Mercedes-Benz plans to shrink its worldwide dealer network over the coming years, with most of the cuts to take place in the automaker’s home market of Germany.
In an interview with Automotive News (subscription required) published on Monday, Bettina Fetzer, Mercedes’ vice president communications and marketing, said the cuts will be completed by 2025 for most markets. She said cuts in Germany will run through 2028 and cover between 15 and 20% of the dealerships there.
Mercedes has around 1,000 dealerships in Germany covering both the Mercedes and Smart brands, versus about 6,500 for the rest of the world. It isn’t clear if any cuts are planned in the U.S., where most dealerships are franchise owned.
At the same time, Mercedes will continue to add dealerships in its less mature markets, such as China. It will also move to establish smaller, boutique-style stores for its AMG and Maybach sub-brands, Fetzer said. The move is part of Mercedes’ recently announced strategy to focus on high-margin, low-volume vehicles.

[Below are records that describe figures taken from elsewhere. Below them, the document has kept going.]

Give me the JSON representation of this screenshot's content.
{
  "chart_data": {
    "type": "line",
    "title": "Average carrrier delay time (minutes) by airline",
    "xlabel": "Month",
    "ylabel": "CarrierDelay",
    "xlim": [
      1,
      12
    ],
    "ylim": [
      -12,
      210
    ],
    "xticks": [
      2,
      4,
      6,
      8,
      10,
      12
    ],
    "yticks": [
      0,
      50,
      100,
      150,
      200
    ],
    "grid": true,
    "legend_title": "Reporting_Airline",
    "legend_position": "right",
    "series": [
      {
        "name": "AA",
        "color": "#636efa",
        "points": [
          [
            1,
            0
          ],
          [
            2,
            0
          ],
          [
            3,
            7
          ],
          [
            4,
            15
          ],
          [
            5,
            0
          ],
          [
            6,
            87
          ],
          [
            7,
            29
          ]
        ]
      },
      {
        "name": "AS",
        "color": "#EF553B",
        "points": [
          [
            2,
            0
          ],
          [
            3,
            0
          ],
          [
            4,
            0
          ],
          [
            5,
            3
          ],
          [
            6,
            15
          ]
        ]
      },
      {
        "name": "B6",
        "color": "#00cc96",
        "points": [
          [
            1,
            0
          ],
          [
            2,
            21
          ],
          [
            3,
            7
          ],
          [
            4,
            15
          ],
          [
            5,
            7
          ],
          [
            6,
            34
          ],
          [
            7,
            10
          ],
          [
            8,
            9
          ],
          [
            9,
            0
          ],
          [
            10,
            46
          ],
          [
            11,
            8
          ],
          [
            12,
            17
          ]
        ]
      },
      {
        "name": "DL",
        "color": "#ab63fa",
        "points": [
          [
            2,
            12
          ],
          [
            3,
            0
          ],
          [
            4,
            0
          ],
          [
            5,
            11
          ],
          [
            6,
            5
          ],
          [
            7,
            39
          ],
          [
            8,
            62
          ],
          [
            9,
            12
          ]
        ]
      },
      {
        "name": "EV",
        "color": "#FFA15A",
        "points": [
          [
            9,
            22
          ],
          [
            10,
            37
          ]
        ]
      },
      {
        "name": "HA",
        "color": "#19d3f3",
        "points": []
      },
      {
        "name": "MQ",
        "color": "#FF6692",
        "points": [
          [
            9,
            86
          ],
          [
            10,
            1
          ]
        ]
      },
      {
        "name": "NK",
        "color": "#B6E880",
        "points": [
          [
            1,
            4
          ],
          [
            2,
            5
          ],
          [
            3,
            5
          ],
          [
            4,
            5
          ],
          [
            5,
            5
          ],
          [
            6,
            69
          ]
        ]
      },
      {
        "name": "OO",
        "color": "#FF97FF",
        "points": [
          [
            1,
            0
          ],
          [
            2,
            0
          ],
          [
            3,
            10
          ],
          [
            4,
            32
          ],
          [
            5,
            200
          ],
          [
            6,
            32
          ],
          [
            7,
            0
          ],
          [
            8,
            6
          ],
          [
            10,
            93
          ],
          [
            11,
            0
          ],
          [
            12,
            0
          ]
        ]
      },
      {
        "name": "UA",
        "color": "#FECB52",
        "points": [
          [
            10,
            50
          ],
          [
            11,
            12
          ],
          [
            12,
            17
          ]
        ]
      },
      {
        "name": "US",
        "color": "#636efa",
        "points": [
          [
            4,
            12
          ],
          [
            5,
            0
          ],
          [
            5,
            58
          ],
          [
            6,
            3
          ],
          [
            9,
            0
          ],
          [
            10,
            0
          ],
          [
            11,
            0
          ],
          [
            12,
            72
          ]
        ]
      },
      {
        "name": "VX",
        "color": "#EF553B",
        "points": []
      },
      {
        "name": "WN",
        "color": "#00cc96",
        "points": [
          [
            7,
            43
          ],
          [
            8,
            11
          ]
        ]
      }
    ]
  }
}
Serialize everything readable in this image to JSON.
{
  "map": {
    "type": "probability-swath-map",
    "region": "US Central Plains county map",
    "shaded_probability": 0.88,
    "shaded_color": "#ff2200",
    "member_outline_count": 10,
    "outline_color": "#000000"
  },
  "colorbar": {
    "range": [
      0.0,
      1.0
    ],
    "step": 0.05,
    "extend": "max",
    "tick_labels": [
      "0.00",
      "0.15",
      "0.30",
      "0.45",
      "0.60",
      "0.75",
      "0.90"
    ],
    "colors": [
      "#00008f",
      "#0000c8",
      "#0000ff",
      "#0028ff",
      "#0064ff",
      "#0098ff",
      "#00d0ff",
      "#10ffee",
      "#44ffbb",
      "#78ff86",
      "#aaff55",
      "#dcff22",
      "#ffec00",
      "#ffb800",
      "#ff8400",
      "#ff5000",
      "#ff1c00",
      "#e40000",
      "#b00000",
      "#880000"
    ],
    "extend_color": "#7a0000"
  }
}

Mercedes also wants to move to a direct sales model, where dealers sell stock owned by the automaker, receiving a commission in return. This way the automaker sets the final price and directly invoices the customer. Mercedes wants this model to cover 80% of its sales in Europe by 2025. The automaker is also targeting online sales of around 25% by the same date.
“We want to have more proximity to the customer and therefore have better control over pricing,” Harald Wilhelm, Mercedes’ chief financial officer, said last week during an investor presentation, according to Automotive News.
Cadillac recently made moves to reduce its dealer network in the U.S. by more than a third by offering cash incentives to dealerships that choose to close down. However, even with the cuts, Cadillac’s dealer network with roughly 560 dealerships remaining is still bigger than rivals despite the brand having fewer sales.